Now, part 3. We also need to have a ponder about what we're actually doing and the tools we use to achieve these aims.

We use the words Prediction and Forecasting pretty interchangeably. There's a different feeling about these words.

Prediction seems more specific. Perhaps a few more tall, dark strangers within a prediction?

Forecasting, like the weather forecast, seems to be a more general description of a period of time.

Saturn transiting your Mercury: Forecast - a time when your ability to communicate could be blocked, difficulties getting your message across. Prediction - your computer and mobile phone will be stolen.

Which is more useful to the client? Depends what you're doing and what you want to achieve.

Maybe we should be more rigorous in the language we use. When we say prediction, do we mean specific, measurable events? I think we should.

I think we should distinguish between what I've just described as Prediction and Forecasting. Now this brings us back to what we want to achieve. Some astrologers don't want to predict, they are happy with a forecast and vice versa. Some, myself included, think that being able to have both would be kinda cool.

Now the examples I've used fit nicely into the approaches used by psychological astrologers and those using more traditional methods. I've done this deliberately as these are the approaches which usually spring to mind when you're talking about these things.

Both of these approaches have merit and I don't think that either contradict the other. But they do different things and in order to use each to the best of its and your ability you need to appreciate the strengths and limitations of each.
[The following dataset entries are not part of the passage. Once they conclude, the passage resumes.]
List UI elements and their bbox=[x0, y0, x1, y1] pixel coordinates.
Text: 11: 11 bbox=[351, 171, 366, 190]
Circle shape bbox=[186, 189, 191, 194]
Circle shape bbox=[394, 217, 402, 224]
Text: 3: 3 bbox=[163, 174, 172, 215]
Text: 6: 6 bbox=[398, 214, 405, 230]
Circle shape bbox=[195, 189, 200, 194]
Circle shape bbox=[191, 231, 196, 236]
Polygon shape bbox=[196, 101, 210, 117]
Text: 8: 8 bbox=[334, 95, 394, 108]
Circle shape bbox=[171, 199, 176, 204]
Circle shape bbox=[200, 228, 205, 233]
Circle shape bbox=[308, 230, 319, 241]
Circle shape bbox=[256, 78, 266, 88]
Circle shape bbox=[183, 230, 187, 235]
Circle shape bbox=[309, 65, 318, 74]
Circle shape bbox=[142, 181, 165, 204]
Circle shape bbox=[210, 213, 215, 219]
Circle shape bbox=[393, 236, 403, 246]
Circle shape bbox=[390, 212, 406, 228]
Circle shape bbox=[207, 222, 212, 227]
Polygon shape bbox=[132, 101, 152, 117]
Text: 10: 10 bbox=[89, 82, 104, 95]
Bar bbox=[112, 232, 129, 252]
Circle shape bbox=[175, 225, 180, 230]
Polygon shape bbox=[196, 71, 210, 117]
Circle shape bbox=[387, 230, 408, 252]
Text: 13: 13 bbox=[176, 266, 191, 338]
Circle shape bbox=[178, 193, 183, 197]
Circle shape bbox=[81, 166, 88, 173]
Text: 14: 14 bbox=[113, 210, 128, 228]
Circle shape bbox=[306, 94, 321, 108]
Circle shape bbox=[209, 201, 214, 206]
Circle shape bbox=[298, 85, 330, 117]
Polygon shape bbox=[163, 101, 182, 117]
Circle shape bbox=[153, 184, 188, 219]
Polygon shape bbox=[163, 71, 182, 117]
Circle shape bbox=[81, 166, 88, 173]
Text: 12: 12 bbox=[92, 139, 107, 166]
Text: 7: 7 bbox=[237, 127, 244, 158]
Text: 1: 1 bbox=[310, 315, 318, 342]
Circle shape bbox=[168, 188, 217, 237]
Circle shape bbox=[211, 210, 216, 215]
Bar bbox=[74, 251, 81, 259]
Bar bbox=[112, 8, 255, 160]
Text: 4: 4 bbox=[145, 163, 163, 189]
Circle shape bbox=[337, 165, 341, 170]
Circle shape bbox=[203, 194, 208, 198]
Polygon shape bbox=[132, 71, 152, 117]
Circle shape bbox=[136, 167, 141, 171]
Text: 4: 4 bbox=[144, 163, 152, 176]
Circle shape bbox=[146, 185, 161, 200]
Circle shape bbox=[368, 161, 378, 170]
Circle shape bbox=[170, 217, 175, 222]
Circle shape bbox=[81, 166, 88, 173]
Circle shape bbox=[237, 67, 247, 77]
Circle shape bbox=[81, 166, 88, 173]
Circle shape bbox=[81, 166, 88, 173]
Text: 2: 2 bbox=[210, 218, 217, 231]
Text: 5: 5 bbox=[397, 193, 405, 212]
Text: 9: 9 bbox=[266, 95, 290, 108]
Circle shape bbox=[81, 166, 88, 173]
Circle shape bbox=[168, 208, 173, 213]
The metaphor I've come up with for this is to think of each set of techniques as a toolbox. There are many things in each toolbox and they work with the other things within the same toolbox and have specific uses. The toolbox of a plumber and that of a carpenter may look similar but will be different. And these will look different again from the toolbox of the IT Technician.

My point is this: know what your toolbox is for. Psychological astrology has fine tools for introspection, personal development and the like, but its predictive tools are general and non specific. More properly forecasting techniques? Medieval astrology has intricate and specific predictive technique but its analysis of personality is less so.

I am not saying that you cannot own many toolboxes, but I would strongly caution using tools from one on problems better dealt with by another and I definitely avoid using a random selection of tools from many toolboxes.

There is no astrological sonic screwdriver. [2] No catch all technique which will get you out of all sticky situations. To finish, I'd like to make one last point: There is no such thing as the future, or the past, only the current moment. It is the only thing we have. The past is gone, the future not yet formed.

Creative interaction with the moment is the only way to enact true change. To get to the future, we have to start from here.

References

1. For those that did not attend the seminar, the other sessions were centred around case material and technique.

2. The tool which got Dr Who out of all kinds of scrapes and tricky situations.